Dear Miss Manners: It has bugged me for years that none of my bosses has ever written a thank-you note for a Christmas gift, a wedding gift – or any gift. They have not even acknowledged the receipt of any gifts verbally.

Is there some business rule that I don’t know about where the wealthy or affluent or upper management don’t acknowledge gifts? I’m looking forward to an answer to this puzzling question.

Gentle Reader: Are you suggesting that the rich may be able to buy their way out of etiquette obligations the way people were once able to buy their way out of armies?

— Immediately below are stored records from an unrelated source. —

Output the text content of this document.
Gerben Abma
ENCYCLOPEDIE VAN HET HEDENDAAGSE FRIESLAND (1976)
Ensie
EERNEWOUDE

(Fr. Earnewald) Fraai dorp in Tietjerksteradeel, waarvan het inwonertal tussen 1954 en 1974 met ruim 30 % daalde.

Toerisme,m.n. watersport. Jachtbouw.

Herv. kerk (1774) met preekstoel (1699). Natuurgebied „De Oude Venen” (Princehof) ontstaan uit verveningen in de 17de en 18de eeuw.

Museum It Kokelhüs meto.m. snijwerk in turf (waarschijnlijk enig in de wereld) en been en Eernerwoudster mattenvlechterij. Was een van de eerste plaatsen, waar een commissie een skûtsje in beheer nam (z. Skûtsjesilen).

On the contrary. The amazing concept of noblesse oblige requires them to be even more considerate of those who are under their control.

Not in your office, apparently. But Miss Manners does wonder why you are giving Christmas presents to your bosses and attending their weddings (which would be the only reason for your giving a wedding present). These are not your friends; nor do they sound like friends worth having.

The meaning of ‘tiffin’

Dear Miss Manners: I recently read a book that used the word “tiffin.” The dictionary defined the word as “luncheon,” but that did not really fit the context. What is a tiffin?

Gentle Reader: Without having peeked over your shoulder, Miss Manners can tell you that you were reading about British India. That’s where and when the term was devised to describe a light meal, whether late morning, at lunch or at teatime.